According to reports, the document consists of three sections: Aims of the Code and the Vision of the National Army and Its Values; The Governing Foundations for the Conduct and Work of the National Army; and Ruling Foundations for the Conduct and Work of Members of the Security Forces. The first section of the code outlines a vision of protecting and defending all people without discrimination, respecting human rights and freedoms, and acting with integrity and transparency.
Both the second and third sections concern norms of conduct toward enemy forces during armed conflict and treatment of prisoners of war according to the Third Geneva Convention (1949). A dozen articles of the convention explicitly reference the legal status of militia forces, laws of conflict, rights of the sick and wounded, distinction between combatants and non-combatants, status of prisoners of war, prohibition of torture, and medical assistance in conflict environments.
The second section emphasizes that combatants are also bound by the The Hague Convention (1954) and other relevant international accords to preserve historical and archaeological landmarks and religious shrines during military operations. SNA members are instructed to do so without discrimination.
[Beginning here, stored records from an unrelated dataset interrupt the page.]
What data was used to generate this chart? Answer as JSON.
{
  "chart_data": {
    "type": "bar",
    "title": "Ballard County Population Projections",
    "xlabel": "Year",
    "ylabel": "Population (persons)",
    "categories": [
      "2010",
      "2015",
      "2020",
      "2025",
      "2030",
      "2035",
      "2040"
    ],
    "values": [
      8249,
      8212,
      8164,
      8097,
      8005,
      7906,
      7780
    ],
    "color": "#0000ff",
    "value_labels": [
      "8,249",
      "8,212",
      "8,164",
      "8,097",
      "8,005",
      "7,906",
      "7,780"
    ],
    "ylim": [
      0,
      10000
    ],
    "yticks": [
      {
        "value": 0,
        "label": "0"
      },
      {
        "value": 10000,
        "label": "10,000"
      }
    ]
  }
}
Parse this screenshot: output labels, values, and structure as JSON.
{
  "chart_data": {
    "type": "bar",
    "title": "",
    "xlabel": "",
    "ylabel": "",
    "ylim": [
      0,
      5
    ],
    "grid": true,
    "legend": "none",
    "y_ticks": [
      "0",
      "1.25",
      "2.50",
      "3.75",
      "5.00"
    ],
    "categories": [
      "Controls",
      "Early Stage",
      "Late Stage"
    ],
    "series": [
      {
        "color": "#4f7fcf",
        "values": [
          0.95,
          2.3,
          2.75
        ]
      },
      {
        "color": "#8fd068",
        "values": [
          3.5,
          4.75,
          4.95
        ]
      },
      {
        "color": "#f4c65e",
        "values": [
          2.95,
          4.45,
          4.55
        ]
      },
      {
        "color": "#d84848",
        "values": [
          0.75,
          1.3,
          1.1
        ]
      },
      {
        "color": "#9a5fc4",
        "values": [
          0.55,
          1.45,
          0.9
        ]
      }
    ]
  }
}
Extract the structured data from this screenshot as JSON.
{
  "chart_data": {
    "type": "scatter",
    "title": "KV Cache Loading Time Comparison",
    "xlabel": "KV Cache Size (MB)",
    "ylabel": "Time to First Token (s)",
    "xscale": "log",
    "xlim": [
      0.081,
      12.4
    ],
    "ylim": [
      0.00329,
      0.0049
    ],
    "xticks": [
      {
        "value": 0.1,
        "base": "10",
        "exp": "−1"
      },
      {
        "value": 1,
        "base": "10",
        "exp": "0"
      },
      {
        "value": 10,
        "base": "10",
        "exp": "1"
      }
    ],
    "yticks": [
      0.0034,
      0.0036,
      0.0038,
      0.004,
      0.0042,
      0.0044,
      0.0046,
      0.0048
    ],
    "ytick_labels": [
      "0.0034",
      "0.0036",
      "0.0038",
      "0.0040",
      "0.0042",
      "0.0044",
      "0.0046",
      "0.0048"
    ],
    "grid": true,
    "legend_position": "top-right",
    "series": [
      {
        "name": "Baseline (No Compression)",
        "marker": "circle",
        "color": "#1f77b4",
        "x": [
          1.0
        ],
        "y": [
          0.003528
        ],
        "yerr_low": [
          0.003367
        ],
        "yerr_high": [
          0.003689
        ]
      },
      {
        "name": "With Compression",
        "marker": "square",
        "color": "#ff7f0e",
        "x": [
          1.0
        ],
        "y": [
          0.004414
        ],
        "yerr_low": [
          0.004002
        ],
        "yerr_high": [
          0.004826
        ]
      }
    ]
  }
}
The third section deals with postconflict conduct and relations with civilians, including prohibitions on torture, degrading treatment during interrogations, and the use of violence against detainees.
In light of the indignation caused by SNA members filming executions they carried out, some of which were posted to social media, and their use of excessive violence during military operations, the code bans “taking photos and videos during military assignments,” stressing the importance of counter-intelligence measures.
Why did Ankara publish a document laying out a code of conduct? The core reason is that with the center of gravity shifting to the diplomatic front, another large-scale Turkish military operation in northeastern Syria is no longer likely. The Western media’s ongoing interest in the campaign was another reason. In sum, with negotiations underway on drafting a new constitution for Syria, Ankara sought to avoid incidents that might put it in a tight spot or negative light.
On another note, the code of conduct speaks to Ankara’s shortcomings in the use of proxies in foreign theaters. Unlike Iran, which has gained ample experience in unconventional and proxy warfare through the activities of the Islamic Revolutionary Guard Corps and its Quds Force since 1979, Turkey lacks such experience with the exception of its activities in northern Iraq in the 1990s, when its special forces led operations against Kurdistan Workers Party (PKK) fighters holed up in the region. In this case, they collaborated with local peshmerga who opposed the PKK's presence.
Since the 1990s, Turkey’s security architecture has not included a strong paramilitary outfit or other auxiliary forces. In terms of the army, this has been due to the rigid, hierarchical structure of the General Staff, and in the security sector in general owing to the military’s dominance over the sector. Today as well, to head off Islamization in the ranks of the Turkish military, Ankara wants to maintain sufficient distance between Turkish troops and SNA factions driven by varying degrees of jihadi sympathies. Liaising with the SNA is largely the job of former special forces members now working for MIT. Only time will tell whether the code of conduct will help Turkey tame its modern-day bashi-bazouks.